A Justiça reconheceu que não existe dívida de servidora, filiada ao SINTEST, com a UEFS, referente a regularização de contagem do Adicional por Tempo de Serviço.
A servidora requereu averbação de tempo de serviço, para fins de aposentadoria, tendo sido, posteriormente, apurado pela Gerência de Recursos Humanos da UEFS que houve um erro da universidade em utilizar esse período averbado para fins de pagamento do adicional.
Detectado o erro da administração, foi regularizado o ATS pago, mas foi imputado à servidora valores que ela deveria devolver pelo período recebido a maior.

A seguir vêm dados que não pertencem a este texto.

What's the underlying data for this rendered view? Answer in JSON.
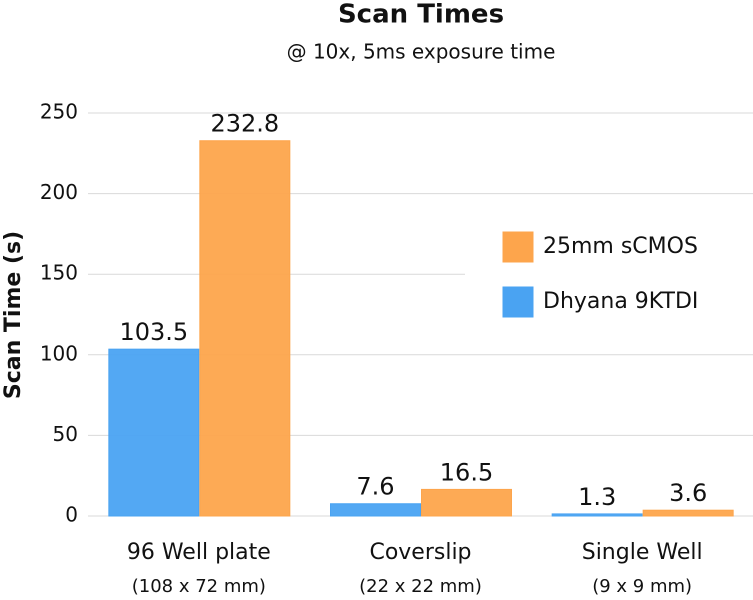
{
  "chart_data": {
    "type": "bar",
    "title": "Scan Times",
    "subtitle": "@ 10x, 5ms exposure time",
    "y_label": "Scan Time (s)",
    "categories": [
      "96 Well plate",
      "Coverslip",
      "Single Well"
    ],
    "category_details": [
      "(108 x 72 mm)",
      "(22 x 22 mm)",
      "(9 x 9 mm)"
    ],
    "series": [
      {
        "name": "Dhyana 9KTDI",
        "color": "#4aa3f2",
        "values": [
          103.5,
          7.6,
          1.3
        ]
      },
      {
        "name": "25mm sCMOS",
        "color": "#fda54c",
        "values": [
          232.8,
          16.5,
          3.6
        ]
      }
    ],
    "ylim": [
      0,
      250
    ],
    "yticks": [
      0,
      50,
      100,
      150,
      200,
      250
    ],
    "grid": true
  }
}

O processo, em que a assessoria jurídica do SINTEST defendeu que não se procedesse a qualquer desconto em folha de pagamento para ressarcimento e que fosse declarado a inexistência do débito, foi acolhido pela Justiça, que reconheceu que o erro da Administração Pública, registrado em portaria formal e implementado em contracheque, foi produzido sem má-fé da servidora.
Explica o advogado Danilo Ribeiro que “a servidora recebeu os valores com base em ato administrativo regularmente expedido pela Reitoria, dentro de um processo administrativo, tendo ela recebido sua remuneração em valores que acreditava estarem corretos, prevalecendo o princípio da confiança legítima, da segurança jurídica e da legalidade”.
A decisão judicial reconheceu, assim, que erro no cálculo do percentual de adicional por tempo de serviço, baseado em procedimento interno da própria Administração, não pode recair sobre o servidor.